Now, when tourist hustlers approach me, I'm not quite so flippant. A part of me is sad. I watch their come-ons and know that in some way, my own society has helped create them. Maybe this is not so bad, but it's an unnatural twist in the ecology of the local culture. I wonder about clashing social values, about who benefits from this cross-cultural encounter. Is it the local men, who come away with new friendships, extra cash or quick romance? Is it the foreigners, whose cultural values leave a powerful stamp long after they've left?

What about the people who are entirely left out of this picture -- the local women? By and large, rural India's young women don't have the option of accessing the tourist culture and economy. Older matrons may staff tailoring shops or sell vegetables, and a few young ones work in offices, always taking a back seat to their male colleagues when clients come in.

Because most girls are carefully sheltered at home, a rift is springing up within the younger generation. Shortly after I left, Rakesh's wife came to visit his family and stayed for two weeks. "We're starting to talk to each other more, it's good," he said when I called him from Delhi. "But oh, I don't know what to do." He wasn't sure whether or how to approach her physically. She was very innocent; the difference in their experiences yawned wide.

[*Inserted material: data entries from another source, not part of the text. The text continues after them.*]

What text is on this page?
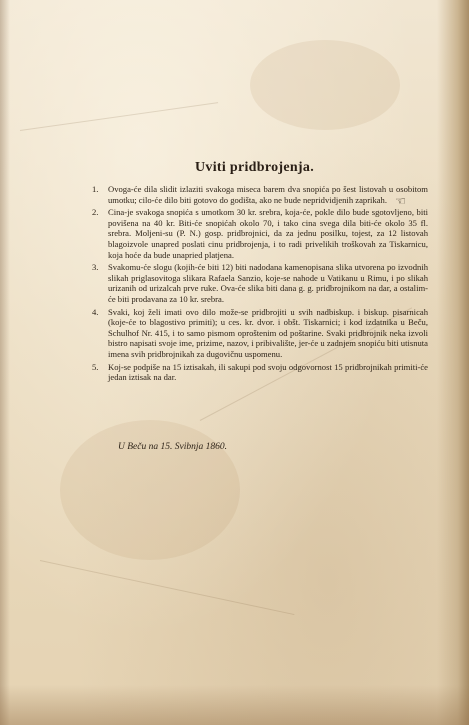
Uviti pridbrojenja.
1. Ovoga-će dila slidit izlaziti svakoga miseca barem dva snopića po šest listovah u osobitom umotku; cilo-će dilo biti gotovo do godišta, ako ne bude nepridvidjenih zaprikah. ☜
2. Cina-je svakoga snopića s umotkom 30 kr. srebra, koja-će, pokle dilo bude sgotovljeno, biti povišena na 40 kr. Biti-će snopićah okolo 70, i tako cina svega dila biti-će okolo 35 fl. srebra. Moljeni-su (P. N.) gosp. pridbrojnici, da za jednu posilku, tojest, za 12 listovah blagoizvole unapred poslati cinu pridbrojenja, i to radi privelikih troškovah za Tiskarnicu, koja hoće da bude unapried platjena.
3. Svakomu-će slogu (kojih-će biti 12) biti nadodana kamenopisana slika utvorena po izvodnih slikah priglasovitoga slikara Rafaela Sanzio, koje-se nahode u Vatikanu u Rimu, i po slikah urizanih od urizalcah prve ruke. Ova-će slika biti dana g. g. pridbrojnikom na dar, a ostalim-će biti prodavana za 10 kr. srebra.
4. Svaki, koj želi imati ovo dilo može-se pridbrojiti u svih nadbiskup. i biskup. pisarnicah (koje-će to blagostivo primiti); u ces. kr. dvor. i obšt. Tiskarnici; i kod izdatnika u Beču, Schulhof Nr. 415, i to samo pismom oproštenim od poštarine. Svaki pridbrojnik neka izvoli bistro napisati svoje ime, prizime, nazov, i pribivalište, jer-će u zadnjem snopiću biti utisnuta imena svih pridbrojnikah za dugovičnu uspomenu.
5. Koj-se podpiše na 15 iztisakah, ili sakupi pod svoju odgovornost 15 pridbrojnikah primiti-će jedan iztisak na dar.
U Beču na 15. Svibnja 1860.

It was time for me to leave; I boarded a train and rode for 20 hours from Rakesh's city toward Delhi. Staring out the window as we shuttled through the arid landscape at dusk, I thought about what I'd seen. They say this world will only get smaller, and perhaps it's inevitable that cross-cultural encounters leave their mark. What bothers me is that it seems to be an unequal exchange. Tourists leave a clear trail behind them, transforming pockets of the local culture. But any social impact that they themselves experience is less visible and more fleeting. At the end of their trip, travelers can forget this strange world they have passed through. It's the local inhabitants who don't have that choice. Their world is changed, and they continue to live in it, bending themselves to meet its new shape.